24/02/2017 17:51 - Política
Radioagência
Polêmica sobre “dez medidas” gera dúvida sobre rito de projeto de iniciativa popular
A recente polêmica sobre se as chamadas dez medidas contra a corrupção deveriam ou não ter tramitado na Câmara como uma proposta de iniciativa popular levantou a discussão sobre esse tipo de projeto. Ele existe desde a Constituição de 1988, mas os projetos nunca tramitaram, de fato, como prevê a lei.
Para ser discutido na Câmara, um projeto de iniciativa popular precisa do apoio de 1% do eleitorado brasileiro: 1,5 milhão de pessoas, distribuídas em pelo menos cinco estados. O número de assinaturas é alto – três vezes o que é exigido para criar um partido político. Conferir se essas assinaturas são verdadeiras, se as pessoas existem de fato e se são eleitores demanda um esforço grande e, segundo o consultor legislativo Roberto Carlos Pontes, exige um prazo incompatível com o tempo da política.
“Eu cito como exemplo o projeto de Lei da Ficha Limpa. Houve uma grande mobilização nacional. Isso no ano de 2009 e de 2010, visando à aprovação desse projeto e sua aplicação para as eleições de 2010. Então, os projetos de lei possuem um timing muito importante, que não seria razoável por essa tarefa burocrática de conferência de assinaturas."
Então, embora cinco projetos apresentados pela sociedade já tenham se tornado lei, nenhum deles tramitou formalmente como um projeto de iniciativa popular. O caso mais famoso é o da Lei da Ficha Limpa, que proibiu que pessoas condenadas por crimes sejam eleitas.
O que acontece é que, quando o projeto chega à Câmara, ele é adotado por um deputado, que se torna o autor oficial, para evitar a demora com a conferência das assinaturas. A tramitação a partir daí é idêntica: seja de iniciativa popular ou apresentado por um deputado, um projeto passa pelas comissões, pode ser modificado por emendas, ser aprovado ou não no Plenário.
Foi o que aconteceu com a Ficha Limpa e também foi o caminho das dez medidas de combate à corrupção propostas pelo Ministério Público, que arregimentaram 2,2 milhões de assinaturas de apoio e foram votadas pela Câmara no ano passado. Mas o Supremo Tribunal Federal acatou o questionamento de um deputado e mandou conferir as assinaturas, como a lei determina.
O presidente da Câmara, Rodrigo Maia, acatou a decisão.
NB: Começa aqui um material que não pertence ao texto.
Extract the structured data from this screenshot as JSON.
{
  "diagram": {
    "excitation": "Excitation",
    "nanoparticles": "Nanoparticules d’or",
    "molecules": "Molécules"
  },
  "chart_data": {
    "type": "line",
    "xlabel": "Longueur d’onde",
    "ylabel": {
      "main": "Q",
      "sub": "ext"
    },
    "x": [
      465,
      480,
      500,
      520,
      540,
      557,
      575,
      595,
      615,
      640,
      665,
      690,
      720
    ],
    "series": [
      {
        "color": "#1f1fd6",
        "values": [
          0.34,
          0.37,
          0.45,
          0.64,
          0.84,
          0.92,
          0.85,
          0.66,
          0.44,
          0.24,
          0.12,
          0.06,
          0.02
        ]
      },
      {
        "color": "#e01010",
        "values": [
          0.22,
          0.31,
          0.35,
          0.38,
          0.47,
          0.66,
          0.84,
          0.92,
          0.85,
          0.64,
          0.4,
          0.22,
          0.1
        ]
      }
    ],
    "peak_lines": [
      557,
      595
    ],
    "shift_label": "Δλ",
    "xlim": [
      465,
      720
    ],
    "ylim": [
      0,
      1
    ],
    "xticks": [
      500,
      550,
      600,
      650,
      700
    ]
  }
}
“A única coisa que a gente vai fazer – foi o combinado – é fazer a checagem formal das assinaturas, depois retomar o rito do projeto no ponto onde ele parou.”
A Secretaria-Geral da Mesa da Câmara se reuniu para definir como conferir as assinaturas, mas ainda não há prazo para concluir esse trabalho. No futuro, o procedimento pode ser facilitado. A Comissão Especial da Reforma Política estuda, em conjunto com o Laboratório Hacker da Câmara, a criação de um aplicativo que coloque na ponta do dedo de cada pessoa o poder de apoiar uma iniciativa de lei – e não só para leis federais, mas também nas assembleias estaduais e principalmente nos municípios, como explica Cristiano Ferri, diretor do Laboratório.
"À medida que nós viabilizamos isso no portal institucional da Câmara dos Deputados, qualquer cidadão pode apresentar um projeto de lei e qualquer cidadão vai poder subescrever. Então, a gente acredita que há um ganho de universalização do acesso a esse direito, de transparência e de facilitação."
Para o relator da Comissão Especial da Reforma Política, deputado Vicente Cândido, do PT de São Paulo, convidar o cidadão para legislar mais ativamente é melhorar a democracia.
"A partir das mobilizações em junho de 2013 aqui no Brasil, das últimas manifestações, tem uma crise de representatividade dos poderes, ou seja, a população está descrente, quer um canal direto, não está se sentindo representada. Então, acho que cabe aos congressistas no Brasil se antenar para isso e criar condições, tanto tecnológicas como também o respaldo jurídico.”
A Comissão Especial da Reforma Política foi instalada no fim de outubro e a previsão é de que, até junho, uma primeira etapa da proposta seja votada.